Stryke stared at Tate. The man had insinuated that Stryke was a switch-hitter. Everyone at the table now looked at him questioningly. They wondered if he did men. Though he wasn’t homophobic, Stryke was attracted to women, not men. Always had been, always would be. For whatever reason, Tate wanted Stryke to look bad in Hilary’s eyes. Stryke didn’t appreciate Tate’s smear campaign. He wanted to kick Tate’s ass for raising doubt about his sexuality before his fiancée and Richmond’s finest.
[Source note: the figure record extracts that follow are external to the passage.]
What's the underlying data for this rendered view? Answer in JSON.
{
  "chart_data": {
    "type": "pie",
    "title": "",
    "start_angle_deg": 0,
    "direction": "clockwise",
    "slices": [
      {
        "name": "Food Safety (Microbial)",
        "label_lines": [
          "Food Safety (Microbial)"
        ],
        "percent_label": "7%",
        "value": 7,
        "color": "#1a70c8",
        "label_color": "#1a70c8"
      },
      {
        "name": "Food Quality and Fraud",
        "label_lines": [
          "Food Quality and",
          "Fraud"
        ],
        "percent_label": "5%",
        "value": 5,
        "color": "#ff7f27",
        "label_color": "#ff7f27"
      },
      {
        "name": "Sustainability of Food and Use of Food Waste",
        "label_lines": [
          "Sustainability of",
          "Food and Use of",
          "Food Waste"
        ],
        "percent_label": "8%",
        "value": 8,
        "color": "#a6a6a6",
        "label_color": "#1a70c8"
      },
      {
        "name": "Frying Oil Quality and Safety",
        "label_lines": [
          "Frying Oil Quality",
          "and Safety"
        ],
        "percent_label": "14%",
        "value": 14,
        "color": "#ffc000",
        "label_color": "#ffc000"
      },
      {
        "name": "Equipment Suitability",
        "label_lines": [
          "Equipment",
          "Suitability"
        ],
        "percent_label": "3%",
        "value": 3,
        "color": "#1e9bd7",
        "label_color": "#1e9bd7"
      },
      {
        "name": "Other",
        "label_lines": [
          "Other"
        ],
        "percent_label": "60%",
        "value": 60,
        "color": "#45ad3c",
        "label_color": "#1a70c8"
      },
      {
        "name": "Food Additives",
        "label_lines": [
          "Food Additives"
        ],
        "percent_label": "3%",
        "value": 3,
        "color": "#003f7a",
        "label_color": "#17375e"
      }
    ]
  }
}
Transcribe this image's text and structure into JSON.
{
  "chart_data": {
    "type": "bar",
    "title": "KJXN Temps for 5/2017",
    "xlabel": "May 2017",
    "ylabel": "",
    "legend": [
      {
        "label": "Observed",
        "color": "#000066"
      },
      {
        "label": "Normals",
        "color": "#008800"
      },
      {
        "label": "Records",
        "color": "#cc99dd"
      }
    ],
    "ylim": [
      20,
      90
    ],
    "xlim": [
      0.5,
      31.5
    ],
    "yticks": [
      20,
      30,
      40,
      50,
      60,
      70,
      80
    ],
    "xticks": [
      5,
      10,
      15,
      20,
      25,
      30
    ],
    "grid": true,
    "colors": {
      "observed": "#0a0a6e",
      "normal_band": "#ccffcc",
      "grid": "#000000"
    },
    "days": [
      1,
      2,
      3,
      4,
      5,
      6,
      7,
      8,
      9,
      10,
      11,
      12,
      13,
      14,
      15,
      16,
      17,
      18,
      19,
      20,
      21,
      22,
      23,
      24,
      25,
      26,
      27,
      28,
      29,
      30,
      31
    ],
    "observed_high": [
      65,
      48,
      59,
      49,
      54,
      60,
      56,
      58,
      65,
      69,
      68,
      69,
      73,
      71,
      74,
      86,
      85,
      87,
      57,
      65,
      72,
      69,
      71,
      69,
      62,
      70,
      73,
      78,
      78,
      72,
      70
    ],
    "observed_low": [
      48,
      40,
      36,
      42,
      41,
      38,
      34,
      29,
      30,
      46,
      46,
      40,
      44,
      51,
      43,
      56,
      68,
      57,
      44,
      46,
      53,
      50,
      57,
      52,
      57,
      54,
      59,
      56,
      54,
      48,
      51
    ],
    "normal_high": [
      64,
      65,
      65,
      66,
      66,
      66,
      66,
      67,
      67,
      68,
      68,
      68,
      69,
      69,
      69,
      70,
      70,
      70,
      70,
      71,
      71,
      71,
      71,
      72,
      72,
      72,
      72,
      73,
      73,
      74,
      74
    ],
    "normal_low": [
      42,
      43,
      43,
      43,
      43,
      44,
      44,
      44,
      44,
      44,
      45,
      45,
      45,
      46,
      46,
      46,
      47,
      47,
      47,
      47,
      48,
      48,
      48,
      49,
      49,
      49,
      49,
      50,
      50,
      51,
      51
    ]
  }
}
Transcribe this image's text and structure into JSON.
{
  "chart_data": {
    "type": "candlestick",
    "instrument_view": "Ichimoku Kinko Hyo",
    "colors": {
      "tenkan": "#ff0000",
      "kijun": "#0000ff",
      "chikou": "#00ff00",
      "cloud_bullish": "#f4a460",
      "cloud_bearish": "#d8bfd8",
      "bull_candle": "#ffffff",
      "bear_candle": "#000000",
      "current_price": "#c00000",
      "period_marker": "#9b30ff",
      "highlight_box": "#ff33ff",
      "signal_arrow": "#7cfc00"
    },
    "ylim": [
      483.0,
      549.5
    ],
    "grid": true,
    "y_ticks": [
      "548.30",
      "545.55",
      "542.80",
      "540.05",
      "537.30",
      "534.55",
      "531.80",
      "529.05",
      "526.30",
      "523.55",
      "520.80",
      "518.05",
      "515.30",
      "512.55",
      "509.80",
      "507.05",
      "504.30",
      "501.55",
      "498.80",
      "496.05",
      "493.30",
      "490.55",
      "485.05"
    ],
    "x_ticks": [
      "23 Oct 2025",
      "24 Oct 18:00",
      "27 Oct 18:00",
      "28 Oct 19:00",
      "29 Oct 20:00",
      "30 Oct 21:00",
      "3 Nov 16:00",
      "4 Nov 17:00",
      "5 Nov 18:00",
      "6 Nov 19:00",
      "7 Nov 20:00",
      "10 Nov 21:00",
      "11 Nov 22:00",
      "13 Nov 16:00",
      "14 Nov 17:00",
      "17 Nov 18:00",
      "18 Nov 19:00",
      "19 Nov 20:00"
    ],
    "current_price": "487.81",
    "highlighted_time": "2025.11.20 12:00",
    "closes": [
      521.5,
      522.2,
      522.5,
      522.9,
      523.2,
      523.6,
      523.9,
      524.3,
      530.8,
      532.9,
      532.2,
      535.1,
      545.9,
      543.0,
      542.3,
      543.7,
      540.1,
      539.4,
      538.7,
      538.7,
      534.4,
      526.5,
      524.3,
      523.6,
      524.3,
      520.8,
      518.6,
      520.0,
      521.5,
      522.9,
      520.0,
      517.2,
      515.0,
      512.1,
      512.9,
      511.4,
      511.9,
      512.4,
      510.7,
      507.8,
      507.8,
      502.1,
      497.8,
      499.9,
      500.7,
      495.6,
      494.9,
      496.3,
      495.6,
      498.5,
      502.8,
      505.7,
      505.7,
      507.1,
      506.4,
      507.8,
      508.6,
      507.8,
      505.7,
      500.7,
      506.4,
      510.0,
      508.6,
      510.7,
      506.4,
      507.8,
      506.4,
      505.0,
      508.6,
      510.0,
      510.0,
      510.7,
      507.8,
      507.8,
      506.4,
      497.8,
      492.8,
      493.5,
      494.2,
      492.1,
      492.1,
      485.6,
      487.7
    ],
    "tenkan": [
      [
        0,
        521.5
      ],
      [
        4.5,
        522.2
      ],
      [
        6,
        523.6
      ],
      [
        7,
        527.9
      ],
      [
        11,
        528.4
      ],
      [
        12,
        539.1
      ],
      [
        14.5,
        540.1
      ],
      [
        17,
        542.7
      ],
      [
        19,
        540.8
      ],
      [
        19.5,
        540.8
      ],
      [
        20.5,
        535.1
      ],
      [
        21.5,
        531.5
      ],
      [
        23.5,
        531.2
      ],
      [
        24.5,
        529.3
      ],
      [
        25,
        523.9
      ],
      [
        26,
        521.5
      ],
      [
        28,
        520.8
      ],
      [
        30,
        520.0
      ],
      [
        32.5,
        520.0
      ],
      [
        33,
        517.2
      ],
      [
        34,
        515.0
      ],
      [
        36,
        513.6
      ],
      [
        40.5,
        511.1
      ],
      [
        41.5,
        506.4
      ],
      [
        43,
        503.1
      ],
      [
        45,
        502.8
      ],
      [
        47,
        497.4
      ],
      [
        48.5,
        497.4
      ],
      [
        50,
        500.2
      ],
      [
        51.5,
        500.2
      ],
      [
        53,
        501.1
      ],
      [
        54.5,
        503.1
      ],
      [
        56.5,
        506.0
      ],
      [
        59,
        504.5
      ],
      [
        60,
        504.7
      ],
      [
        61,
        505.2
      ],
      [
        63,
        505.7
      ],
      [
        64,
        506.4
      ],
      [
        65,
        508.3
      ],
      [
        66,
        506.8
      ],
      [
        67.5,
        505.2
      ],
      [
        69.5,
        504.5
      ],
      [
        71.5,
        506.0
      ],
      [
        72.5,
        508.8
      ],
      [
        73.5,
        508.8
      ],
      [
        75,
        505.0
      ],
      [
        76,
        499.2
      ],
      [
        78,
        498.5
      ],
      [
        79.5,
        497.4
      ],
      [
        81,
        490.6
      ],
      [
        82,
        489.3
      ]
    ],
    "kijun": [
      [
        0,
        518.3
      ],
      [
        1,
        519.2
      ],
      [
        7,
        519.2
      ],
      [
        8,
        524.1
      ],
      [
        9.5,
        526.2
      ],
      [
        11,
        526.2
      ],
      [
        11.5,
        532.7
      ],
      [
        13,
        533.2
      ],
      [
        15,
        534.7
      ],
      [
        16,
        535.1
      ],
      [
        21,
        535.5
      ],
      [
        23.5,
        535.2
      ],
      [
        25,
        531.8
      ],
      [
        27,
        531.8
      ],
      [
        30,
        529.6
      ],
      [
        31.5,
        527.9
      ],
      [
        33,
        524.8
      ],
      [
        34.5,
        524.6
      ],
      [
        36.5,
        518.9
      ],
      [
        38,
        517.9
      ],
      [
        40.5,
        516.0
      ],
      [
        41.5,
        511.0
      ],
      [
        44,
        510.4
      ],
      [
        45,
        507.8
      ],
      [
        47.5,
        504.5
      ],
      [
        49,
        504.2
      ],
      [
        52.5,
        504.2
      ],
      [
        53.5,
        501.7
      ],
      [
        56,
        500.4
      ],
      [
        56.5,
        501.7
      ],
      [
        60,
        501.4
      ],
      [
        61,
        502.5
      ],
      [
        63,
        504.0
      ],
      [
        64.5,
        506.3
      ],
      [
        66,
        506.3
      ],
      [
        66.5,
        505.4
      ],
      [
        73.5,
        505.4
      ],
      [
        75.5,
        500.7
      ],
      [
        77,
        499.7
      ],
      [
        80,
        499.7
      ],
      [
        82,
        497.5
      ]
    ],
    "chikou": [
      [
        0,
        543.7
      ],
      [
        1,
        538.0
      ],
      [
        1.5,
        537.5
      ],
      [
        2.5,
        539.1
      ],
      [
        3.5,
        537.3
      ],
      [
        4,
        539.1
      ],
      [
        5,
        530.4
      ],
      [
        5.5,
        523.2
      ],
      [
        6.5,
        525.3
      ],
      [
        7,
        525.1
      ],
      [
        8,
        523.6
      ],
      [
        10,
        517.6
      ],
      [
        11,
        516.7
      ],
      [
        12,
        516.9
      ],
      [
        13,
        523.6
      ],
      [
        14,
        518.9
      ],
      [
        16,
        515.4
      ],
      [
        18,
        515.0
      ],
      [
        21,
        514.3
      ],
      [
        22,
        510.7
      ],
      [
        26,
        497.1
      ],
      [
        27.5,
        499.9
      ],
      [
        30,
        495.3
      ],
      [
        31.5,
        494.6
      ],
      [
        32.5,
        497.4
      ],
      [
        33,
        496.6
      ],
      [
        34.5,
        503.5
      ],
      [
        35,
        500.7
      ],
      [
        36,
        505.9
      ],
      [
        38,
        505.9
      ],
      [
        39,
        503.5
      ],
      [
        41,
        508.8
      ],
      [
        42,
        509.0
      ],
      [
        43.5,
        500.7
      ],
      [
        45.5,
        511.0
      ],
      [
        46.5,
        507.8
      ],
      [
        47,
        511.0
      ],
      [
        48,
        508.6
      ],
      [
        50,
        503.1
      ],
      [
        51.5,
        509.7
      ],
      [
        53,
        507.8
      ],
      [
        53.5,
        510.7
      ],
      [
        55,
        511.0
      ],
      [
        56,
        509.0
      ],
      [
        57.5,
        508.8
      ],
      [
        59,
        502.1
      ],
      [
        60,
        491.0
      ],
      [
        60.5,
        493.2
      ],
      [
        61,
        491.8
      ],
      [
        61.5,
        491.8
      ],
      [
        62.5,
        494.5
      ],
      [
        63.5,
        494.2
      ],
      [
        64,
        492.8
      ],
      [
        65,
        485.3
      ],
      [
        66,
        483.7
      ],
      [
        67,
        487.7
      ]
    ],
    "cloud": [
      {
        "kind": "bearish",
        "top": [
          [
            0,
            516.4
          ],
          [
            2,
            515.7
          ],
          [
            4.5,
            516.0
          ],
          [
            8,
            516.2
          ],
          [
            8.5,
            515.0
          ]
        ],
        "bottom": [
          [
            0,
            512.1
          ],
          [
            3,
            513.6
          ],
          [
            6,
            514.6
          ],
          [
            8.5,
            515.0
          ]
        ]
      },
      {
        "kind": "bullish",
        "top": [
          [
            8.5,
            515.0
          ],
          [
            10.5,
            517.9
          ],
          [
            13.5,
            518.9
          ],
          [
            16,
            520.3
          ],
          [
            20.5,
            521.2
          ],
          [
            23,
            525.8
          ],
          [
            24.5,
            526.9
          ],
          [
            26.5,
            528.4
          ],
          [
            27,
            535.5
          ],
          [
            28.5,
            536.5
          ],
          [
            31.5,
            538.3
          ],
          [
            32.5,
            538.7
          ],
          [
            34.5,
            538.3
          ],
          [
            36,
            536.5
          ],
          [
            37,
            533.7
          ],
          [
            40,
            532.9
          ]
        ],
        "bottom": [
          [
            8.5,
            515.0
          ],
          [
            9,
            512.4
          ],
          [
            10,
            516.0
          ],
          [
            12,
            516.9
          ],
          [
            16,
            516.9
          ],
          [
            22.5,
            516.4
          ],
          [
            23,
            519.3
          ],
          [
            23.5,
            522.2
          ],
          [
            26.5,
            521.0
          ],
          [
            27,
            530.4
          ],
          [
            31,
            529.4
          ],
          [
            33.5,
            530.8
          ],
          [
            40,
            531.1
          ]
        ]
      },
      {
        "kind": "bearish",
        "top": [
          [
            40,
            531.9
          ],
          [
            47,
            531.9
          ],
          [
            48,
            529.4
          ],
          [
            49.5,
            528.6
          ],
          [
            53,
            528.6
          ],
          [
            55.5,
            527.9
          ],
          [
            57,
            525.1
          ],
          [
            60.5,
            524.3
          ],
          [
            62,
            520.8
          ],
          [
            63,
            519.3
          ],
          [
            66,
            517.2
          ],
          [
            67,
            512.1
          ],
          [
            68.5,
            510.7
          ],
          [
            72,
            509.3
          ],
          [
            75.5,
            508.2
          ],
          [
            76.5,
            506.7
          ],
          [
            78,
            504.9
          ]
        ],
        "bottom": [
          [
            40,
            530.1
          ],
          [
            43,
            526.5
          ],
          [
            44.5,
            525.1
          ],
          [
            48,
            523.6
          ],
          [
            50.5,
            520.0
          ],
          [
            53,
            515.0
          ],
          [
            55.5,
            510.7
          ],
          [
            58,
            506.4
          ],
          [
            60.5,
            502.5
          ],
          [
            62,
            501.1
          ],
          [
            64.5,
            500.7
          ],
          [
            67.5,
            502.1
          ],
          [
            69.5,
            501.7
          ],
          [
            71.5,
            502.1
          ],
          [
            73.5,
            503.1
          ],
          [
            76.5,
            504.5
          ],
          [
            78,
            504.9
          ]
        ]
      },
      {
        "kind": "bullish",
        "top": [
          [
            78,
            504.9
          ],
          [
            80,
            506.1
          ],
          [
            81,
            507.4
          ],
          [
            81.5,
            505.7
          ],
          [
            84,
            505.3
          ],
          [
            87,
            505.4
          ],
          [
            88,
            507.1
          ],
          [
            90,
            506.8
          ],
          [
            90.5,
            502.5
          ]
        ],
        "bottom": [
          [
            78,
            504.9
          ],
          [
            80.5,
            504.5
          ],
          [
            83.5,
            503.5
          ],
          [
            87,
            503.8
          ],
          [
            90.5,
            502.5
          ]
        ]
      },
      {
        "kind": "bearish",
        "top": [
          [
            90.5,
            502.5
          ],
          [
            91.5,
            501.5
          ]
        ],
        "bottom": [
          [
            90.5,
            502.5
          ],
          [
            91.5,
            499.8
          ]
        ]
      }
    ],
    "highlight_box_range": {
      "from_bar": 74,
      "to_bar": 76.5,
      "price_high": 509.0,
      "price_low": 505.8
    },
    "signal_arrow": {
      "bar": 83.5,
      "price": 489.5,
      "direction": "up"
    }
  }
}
For a brief moment, he thought about telling all those seated that it was Taylor Hannah, not Charlie Bradley, who’d performed as Rally Ball that afternoon. He decided not to drag Taylor into the mix. An ex-fiancée’s antics were best kept secret.
Stryke looked at the four remaining men seated at his table: a contractor, a bodybuilder who now owned a chain of gyms, a community leader and owner of several Harley-Davidson franchises, and a retired high school basketball coach. All were men with athletic pasts and more muscle in their necks than Tate had in his entire body.
Game face on, Stryke turned to Tate. “Guess you’ve never played sports, Stu. Otherwise you’d know Rally’s an integral part of the Rogues organization. We consider Charlie one of the team. No matter the circumstance, the players protect their own. Today I defended Rally.”
Color flooded Tate’s cheeks. He shifted uncomfortably on his chair and had nothing further to say.
Vindicated, Stryke moved the conversation away from baseball. He asked Hilary about the next fund-raiser. She went on to discuss her father’s plans to back a homeless shelter in south Richmond.
Her burgeoning excitement drew interest from nearby tables. Grocery magnate Earl Stone promised to supply day-old bakery goods and produce to feed the less fortunate. Contractor Bud Davidson’s offer to set up a job pool for out-of-work men had Hilary so ecstatic she couldn’t eat her dessert. Stryke ate two slices of the sliver-thin pecan pie.
At the end of the night, Hilary was all smiles and gratitude. She initiated their good-night kiss in the parking lot beneath a quarter moon, a kiss so featherlight, Stryke wondered if it had really happened Her reticence kept him at arm’s length. Since they’d met, all his pent-up sexual energy had gone into pitching. He’d started the season strong.
Their lack of sex hadn’t bothered him until Taylor’s return to Richmond. Not every couple came together as he and Taylor once had. They’d experienced once-in-a- lifetime sex. A mere glance or light touch, and their attraction unbuttoned blouses and unzipped jeans. Landing in bed was as natural as breathing.